世の中が変わった。僕らは何も変わってない
M-1決勝の生放送。裏では、昨年も決勝進出した見取り図の盛山晋太郎が「全員で戦いましょう!」と盛り上げ、熱い現場だったという。かまいたち、和牛という優勝候補2組が2番手、3番手で登場して、高得点を獲得していくなか、ミルクボーイは焦らずウケることしか考えていなかったと振り返る。1番手のニューヨークが登場した瞬間、観客席からは盛大な拍手が起きた。その瞬間、ふたりはいけると確信する。
内海 一昨年2018年のM-1は、1組目登場の時に拍手がなかったんですよ。僕らの漫才は、ネタの冒頭に観客席から何か物をもらうというツカミがあります。ですから、観客席から拍手が起きていない状態だと、どうしてもツカミが不自然になってしまう。
駒場 決勝ではそのツカミをやめようとも考えてたんですが、ギャロップの林さんに相談すると、「普段やってるもんやめて、どうすんねん」と僕のほうは見ずに、空を見て言われました。
内海 かっこいいハゲやな!(笑) でも、実際、「ABCお笑い新人グランプリ」のときみたいに、金のメッシュ入れたり、新しいをスーツ買ったり、本番当日だけ急に普段と変えても、いいことなんてまったくないですから。

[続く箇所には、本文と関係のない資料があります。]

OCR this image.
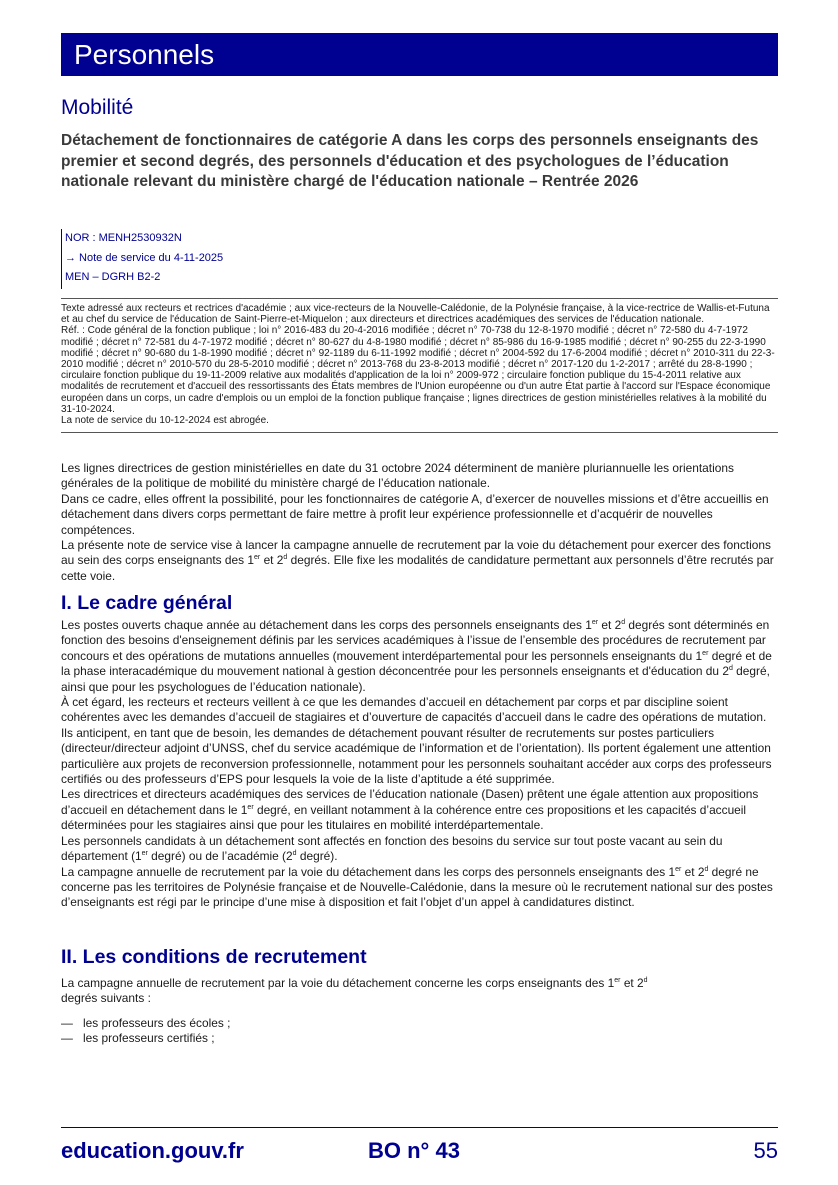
Personnels
Mobilité
Détachement de fonctionnaires de catégorie A dans les corps des personnels enseignants des premier et second degrés, des personnels d'éducation et des psychologues de l’éducation nationale relevant du ministère chargé de l'éducation nationale – Rentrée 2026
NOR : MENH2530932N
→ Note de service du 4-11-2025
MEN – DGRH B2-2

Texte adressé aux recteurs et rectrices d'académie ; aux vice-recteurs de la Nouvelle-Calédonie, de la Polynésie française, à la vice-rectrice de Wallis-et-Futuna et au chef du service de l'éducation de Saint-Pierre-et-Miquelon ; aux directeurs et directrices académiques des services de l'éducation nationale.

Réf. : Code général de la fonction publique ; loi n° 2016-483 du 20-4-2016 modifiée ; décret n° 70-738 du 12-8-1970 modifié ; décret n° 72-580 du 4-7-1972 modifié ; décret n° 72-581 du 4-7-1972 modifié ; décret n° 80-627 du 4-8-1980 modifié ; décret n° 85-986 du 16-9-1985 modifié ; décret n° 90-255 du 22-3-1990 modifié ; décret n° 90-680 du 1-8-1990 modifié ; décret n° 92-1189 du 6-11-1992 modifié ; décret n° 2004-592 du 17-6-2004 modifié ; décret n° 2010-311 du 22-3-2010 modifié ; décret n° 2010-570 du 28-5-2010 modifié ; décret n° 2013-768 du 23-8-2013 modifié ; décret n° 2017-120 du 1-2-2017 ; arrêté du 28-8-1990 ; circulaire fonction publique du 19-11-2009 relative aux modalités d'application de la loi n° 2009-972 ; circulaire fonction publique du 15-4-2011 relative aux modalités de recrutement et d'accueil des ressortissants des États membres de l'Union européenne ou d'un autre État partie à l'accord sur l'Espace économique européen dans un corps, un cadre d'emplois ou un emploi de la fonction publique française ; lignes directrices de gestion ministérielles relatives à la mobilité du 31-10-2024.

La note de service du 10-12-2024 est abrogée.

Les lignes directrices de gestion ministérielles en date du 31 octobre 2024 déterminent de manière pluriannuelle les orientations générales de la politique de mobilité du ministère chargé de l’éducation nationale.

Dans ce cadre, elles offrent la possibilité, pour les fonctionnaires de catégorie A, d’exercer de nouvelles missions et d’être accueillis en détachement dans divers corps permettant de faire mettre à profit leur expérience professionnelle et d’acquérir de nouvelles compétences.

La présente note de service vise à lancer la campagne annuelle de recrutement par la voie du détachement pour exercer des fonctions au sein des corps enseignants des 1er et 2$^d$ degrés. Elle fixe les modalités de candidature permettant aux personnels d’être recrutés par cette voie.

I. Le cadre général

Les postes ouverts chaque année au détachement dans les corps des personnels enseignants des 1er et 2$^d$ degrés sont déterminés en fonction des besoins d'enseignement définis par les services académiques à l’issue de l’ensemble des procédures de recrutement par concours et des opérations de mutations annuelles (mouvement interdépartemental pour les personnels enseignants du 1er degré et de la phase interacadémique du mouvement national à gestion déconcentrée pour les personnels enseignants et d'éducation du 2$^d$ degré, ainsi que pour les psychologues de l’éducation nationale).

À cet égard, les recteurs et recteurs veillent à ce que les demandes d’accueil en détachement par corps et par discipline soient cohérentes avec les demandes d’accueil de stagiaires et d’ouverture de capacités d’accueil dans le cadre des opérations de mutation. Ils anticipent, en tant que de besoin, les demandes de détachement pouvant résulter de recrutements sur postes particuliers (directeur/directeur adjoint d’UNSS, chef du service académique de l’information et de l’orientation). Ils portent également une attention particulière aux projets de reconversion professionnelle, notamment pour les personnels souhaitant accéder aux corps des professeurs certifiés ou des professeurs d’EPS pour lesquels la voie de la liste d’aptitude a été supprimée.

Les directrices et directeurs académiques des services de l’éducation nationale (Dasen) prêtent une égale attention aux propositions d’accueil en détachement dans le 1er degré, en veillant notamment à la cohérence entre ces propositions et les capacités d’accueil déterminées pour les stagiaires ainsi que pour les titulaires en mobilité interdépartementale.

Les personnels candidats à un détachement sont affectés en fonction des besoins du service sur tout poste vacant au sein du département (1er degré) ou de l’académie (2$^d$ degré).

La campagne annuelle de recrutement par la voie du détachement dans les corps des personnels enseignants des 1er et 2$^d$ degré ne concerne pas les territoires de Polynésie française et de Nouvelle-Calédonie, dans la mesure où le recrutement national sur des postes d’enseignants est régi par le principe d’une mise à disposition et fait l’objet d’un appel à candidatures distinct.

II. Les conditions de recrutement

La campagne annuelle de recrutement par la voie du détachement concerne les corps enseignants des 1er et 2$^d$
degrés suivants :

— les professeurs des écoles ;
— les professeurs certifiés ;
education.gouv.fr	BO n° 43	55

駒場 決勝の7番手で、ステージにせり上がっていく途中も、ふたりで「マジでやろやろ! おもろい! 最高やな!」と話しながらステージに出ました。普段の通りに臨めたんです。漫才中は、ここウケたら次はどうなんねんて、ずっと楽しかった。ひとネタ目の1位通過については、本当に「ウソ?! ウソ?!」って感じでしたけど。
2本目のネタ「最中(もなか)」は当日練習できなかったんですが、ネタに不安はなかったです。最初にオール巨人師匠から票が入って、次々とミルクボーイに入っていきました。松本人志さんで「あ、かまいたちさん……」と一瞬思いましたけど、1本目でM-1史上最高得点を獲得し、その上完全優勝までしてしまったら、僕らはまた呑んで遊んでしまってたかもしれませんから(笑)。
内海 まだ自分らは足りないと思えたので、本当によかったです。
彼らはM-1チャンピオンになった今でも、まったく気を緩めることなくトガった志を保つ。ただ世間からはミルクボーイの漫才に対して、“人を傷つけない漫才”というトガりとは対極とも思える声も上がっている。
内海 僕らの漫才は自分では毒があると思ってて、「コーンフレーク」の漫才も怒られてもおかしくないと思ってました。もちろん、誰かを傷つけないようには多少は配慮してましたけど、基本は同世代のお客さんに向けて全力でおもしろいものをぶつけてました。でも結果、普段は若い人の漫才についてけないと言ってる80代のおばあちゃんが笑ってたとか、小学生が僕らの漫才をまねしているとか聞いて、驚いてます。角刈りの太ったおっさんが言ってたのがよかったんですかね。
駒場 人を傷つけてると思ってた武器がめっちゃ柔らかかったのかなと。けっこうズバッと言ってたんですけどね。
内海 優勝以降、世の中が変わった感じがします。僕らは何も変わってないんですが。
ミルクボーイは2019年の1年間、テレビでネタをやるのはその日のM-1の決勝が初めてだった。大阪・天王寺区の「住みます芸人」として、おばあちゃんたちと社交ダンスを踊ったり、小学生とけん玉をやったり、それまで営業の現場で様々な経験を積んできた。そのすべてがネタに、人間に反映されているのだろう。
M-1優勝後も休むことなく、ふたりは常にネタ合わせを怠らない。その姿を観た劇場の後輩芸人たちも、それまで以上にネタ合わせに励んでいるという。
駒場 ミルクボーイがM-1獲れたんやったら、俺らもいけるんちゃうかと思って、後輩たちがネタ合わせをするようになったんやったら、むちゃくちゃうれしいですね。
内海 僕ら、M-1優勝したことで、今、自由に漫才ができてる感じがします。「他にネタあるのか?」「1パターンのネタしかないやろ」と言われたりしますけど、シメシメと思ってますよ。12年間分の漫才がありますし、まだまだ違うかたちのネタもたくさんありますから。
駒場も僕も、自分らのM-1の漫才をあとで観て、全然へたやなと思ったんです。だからもっとうまくなって、「上方漫才大賞」も獲りたいし、なんばグランド花月でトリもやりたい。まだまだ漫才でやりたいことがあるんですよ。
駒場 もっと先ですが、師匠になっても新ネタをやってスベっていたいんですよ。
内海 かっこいいよな。憧れですよ。僕ら、トガりまくった師匠になりたいんで。
ミルクボーイはまだ、漫才師という道を歩き始めたばかりだ。